Und dennoch: Die dunkelhaarige Zigeunerin ging ihm nicht mehr aus dem Kopf.
Als er später am Nachmittag ihre Stimme vernahm und sich zu ihr umdrehte, da versetzte es ihm einen
kurzen, aber tief gehenden Stich, sie an Laurus’ Seite zu sehen; ein Gefühl, für das er sich einen Moment
lang so schämte, als stände es ihm ins Gesicht geschrieben.

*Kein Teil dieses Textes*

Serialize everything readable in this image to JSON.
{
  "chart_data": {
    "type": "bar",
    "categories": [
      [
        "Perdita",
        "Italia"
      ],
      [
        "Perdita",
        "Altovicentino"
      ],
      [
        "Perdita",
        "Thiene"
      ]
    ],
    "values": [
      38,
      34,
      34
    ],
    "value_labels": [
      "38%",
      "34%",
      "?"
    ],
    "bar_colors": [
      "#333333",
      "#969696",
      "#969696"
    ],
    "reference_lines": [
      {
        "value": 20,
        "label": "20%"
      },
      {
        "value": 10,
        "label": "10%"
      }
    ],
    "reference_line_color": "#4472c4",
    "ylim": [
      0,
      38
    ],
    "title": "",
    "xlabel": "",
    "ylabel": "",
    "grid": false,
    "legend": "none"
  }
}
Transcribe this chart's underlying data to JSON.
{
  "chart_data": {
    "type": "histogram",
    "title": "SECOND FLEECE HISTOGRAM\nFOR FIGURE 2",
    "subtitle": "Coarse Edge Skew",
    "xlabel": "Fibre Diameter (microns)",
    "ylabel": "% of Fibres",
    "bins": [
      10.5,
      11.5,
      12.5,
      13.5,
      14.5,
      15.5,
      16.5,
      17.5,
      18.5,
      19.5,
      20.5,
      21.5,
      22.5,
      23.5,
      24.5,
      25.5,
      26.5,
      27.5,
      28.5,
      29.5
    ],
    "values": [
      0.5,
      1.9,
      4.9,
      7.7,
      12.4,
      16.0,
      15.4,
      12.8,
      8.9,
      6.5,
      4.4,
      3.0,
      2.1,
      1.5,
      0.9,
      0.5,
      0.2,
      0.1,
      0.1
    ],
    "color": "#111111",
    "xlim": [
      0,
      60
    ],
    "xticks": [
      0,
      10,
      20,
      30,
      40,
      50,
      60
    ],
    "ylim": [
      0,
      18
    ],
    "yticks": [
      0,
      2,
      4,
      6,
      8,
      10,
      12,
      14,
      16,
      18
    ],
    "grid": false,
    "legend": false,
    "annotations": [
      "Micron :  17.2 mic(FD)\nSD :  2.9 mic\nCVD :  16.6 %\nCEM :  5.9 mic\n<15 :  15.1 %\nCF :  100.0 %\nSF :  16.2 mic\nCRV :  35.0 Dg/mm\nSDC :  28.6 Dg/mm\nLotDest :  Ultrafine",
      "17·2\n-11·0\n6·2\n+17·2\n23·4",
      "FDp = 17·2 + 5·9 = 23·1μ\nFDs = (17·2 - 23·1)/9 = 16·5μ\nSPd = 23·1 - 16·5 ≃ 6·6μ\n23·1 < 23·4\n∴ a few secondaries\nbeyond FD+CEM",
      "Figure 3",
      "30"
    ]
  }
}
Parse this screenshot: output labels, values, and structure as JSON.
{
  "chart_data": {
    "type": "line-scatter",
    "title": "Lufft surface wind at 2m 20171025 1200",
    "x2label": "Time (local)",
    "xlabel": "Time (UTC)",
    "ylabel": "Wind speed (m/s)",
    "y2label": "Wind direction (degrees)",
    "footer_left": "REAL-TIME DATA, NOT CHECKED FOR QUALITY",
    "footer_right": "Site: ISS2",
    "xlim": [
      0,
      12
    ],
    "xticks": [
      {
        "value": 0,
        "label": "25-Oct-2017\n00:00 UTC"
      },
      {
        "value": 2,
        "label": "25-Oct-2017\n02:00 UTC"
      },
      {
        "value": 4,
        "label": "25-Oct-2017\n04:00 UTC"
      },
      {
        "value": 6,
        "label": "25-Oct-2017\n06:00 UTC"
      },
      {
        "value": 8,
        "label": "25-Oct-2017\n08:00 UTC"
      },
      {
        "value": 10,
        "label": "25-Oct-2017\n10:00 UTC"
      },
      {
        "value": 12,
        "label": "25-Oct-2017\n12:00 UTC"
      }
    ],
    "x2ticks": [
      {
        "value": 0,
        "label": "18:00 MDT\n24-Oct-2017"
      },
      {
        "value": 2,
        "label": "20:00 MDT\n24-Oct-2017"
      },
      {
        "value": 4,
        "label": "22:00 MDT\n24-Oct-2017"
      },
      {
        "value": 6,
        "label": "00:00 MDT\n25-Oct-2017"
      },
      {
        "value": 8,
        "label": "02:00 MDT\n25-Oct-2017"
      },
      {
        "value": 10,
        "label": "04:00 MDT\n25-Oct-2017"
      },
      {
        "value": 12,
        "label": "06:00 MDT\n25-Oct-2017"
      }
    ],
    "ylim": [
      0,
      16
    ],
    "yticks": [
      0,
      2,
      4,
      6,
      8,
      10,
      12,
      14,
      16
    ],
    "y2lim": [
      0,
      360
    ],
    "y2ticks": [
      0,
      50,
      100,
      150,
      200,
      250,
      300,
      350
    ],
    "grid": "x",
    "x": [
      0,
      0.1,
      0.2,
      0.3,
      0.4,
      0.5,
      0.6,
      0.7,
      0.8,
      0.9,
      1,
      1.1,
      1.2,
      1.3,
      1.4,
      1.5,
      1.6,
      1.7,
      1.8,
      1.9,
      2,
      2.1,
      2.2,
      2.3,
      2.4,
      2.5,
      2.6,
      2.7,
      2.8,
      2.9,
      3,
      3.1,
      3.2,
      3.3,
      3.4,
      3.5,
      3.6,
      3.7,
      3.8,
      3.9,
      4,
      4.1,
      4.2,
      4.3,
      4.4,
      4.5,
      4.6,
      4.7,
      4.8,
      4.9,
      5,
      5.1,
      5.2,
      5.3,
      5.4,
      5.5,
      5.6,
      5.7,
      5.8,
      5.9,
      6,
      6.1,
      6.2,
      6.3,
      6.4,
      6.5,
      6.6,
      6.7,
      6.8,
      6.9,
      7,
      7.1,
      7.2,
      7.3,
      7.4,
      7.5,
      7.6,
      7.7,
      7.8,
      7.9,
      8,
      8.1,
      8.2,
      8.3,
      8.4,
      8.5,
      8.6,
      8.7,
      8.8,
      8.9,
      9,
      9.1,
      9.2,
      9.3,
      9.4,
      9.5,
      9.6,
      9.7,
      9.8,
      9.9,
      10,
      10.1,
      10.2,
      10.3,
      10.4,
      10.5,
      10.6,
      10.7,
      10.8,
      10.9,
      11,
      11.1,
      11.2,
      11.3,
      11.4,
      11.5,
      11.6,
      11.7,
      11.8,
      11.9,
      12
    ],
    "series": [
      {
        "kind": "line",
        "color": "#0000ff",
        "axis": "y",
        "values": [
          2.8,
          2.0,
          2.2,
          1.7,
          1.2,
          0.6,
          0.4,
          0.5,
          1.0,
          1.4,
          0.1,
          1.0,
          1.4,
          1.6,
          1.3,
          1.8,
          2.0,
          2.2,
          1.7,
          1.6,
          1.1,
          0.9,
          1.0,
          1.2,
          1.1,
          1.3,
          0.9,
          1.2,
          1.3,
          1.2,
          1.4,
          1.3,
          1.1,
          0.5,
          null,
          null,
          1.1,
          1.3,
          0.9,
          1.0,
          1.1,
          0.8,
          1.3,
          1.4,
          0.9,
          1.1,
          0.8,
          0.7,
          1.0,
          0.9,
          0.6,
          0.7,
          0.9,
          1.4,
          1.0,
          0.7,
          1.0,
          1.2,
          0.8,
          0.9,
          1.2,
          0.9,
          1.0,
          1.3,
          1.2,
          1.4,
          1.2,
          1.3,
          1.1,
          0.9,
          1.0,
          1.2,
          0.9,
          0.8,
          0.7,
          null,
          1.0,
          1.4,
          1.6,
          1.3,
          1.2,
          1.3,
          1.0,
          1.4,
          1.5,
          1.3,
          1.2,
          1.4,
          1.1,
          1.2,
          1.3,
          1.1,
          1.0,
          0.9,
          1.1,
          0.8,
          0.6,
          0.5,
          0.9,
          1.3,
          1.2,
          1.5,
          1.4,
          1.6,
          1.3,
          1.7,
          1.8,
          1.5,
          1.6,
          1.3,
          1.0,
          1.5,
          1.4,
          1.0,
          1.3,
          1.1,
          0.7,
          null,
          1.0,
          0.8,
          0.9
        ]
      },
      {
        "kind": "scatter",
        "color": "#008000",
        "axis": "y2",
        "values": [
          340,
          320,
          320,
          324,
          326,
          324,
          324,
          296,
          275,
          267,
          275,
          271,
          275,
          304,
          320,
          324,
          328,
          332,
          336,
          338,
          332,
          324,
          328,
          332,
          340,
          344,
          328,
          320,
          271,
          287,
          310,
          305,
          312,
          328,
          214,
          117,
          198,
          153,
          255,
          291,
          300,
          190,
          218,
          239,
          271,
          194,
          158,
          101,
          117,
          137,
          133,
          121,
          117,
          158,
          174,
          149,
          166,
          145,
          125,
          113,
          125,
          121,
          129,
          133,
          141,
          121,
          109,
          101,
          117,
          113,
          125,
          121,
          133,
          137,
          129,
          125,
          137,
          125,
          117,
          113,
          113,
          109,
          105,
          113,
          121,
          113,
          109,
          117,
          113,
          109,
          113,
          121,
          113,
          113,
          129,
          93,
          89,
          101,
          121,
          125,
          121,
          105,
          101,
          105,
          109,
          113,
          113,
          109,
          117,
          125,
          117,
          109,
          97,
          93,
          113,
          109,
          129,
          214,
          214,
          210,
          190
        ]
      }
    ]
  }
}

Und möglicherweise war dem auch so, denn Laurus sagte zwar kein Wort, und auch seine Miene änderte
sich nicht, aber irgend etwas in seinem Blick tat es. Andrej rief sich in Gedanken zur Ordnung, sah sich
zugleich aber auch in seiner Meinung bestätigt, vor diesem Mann besser auf der Hut zu sein.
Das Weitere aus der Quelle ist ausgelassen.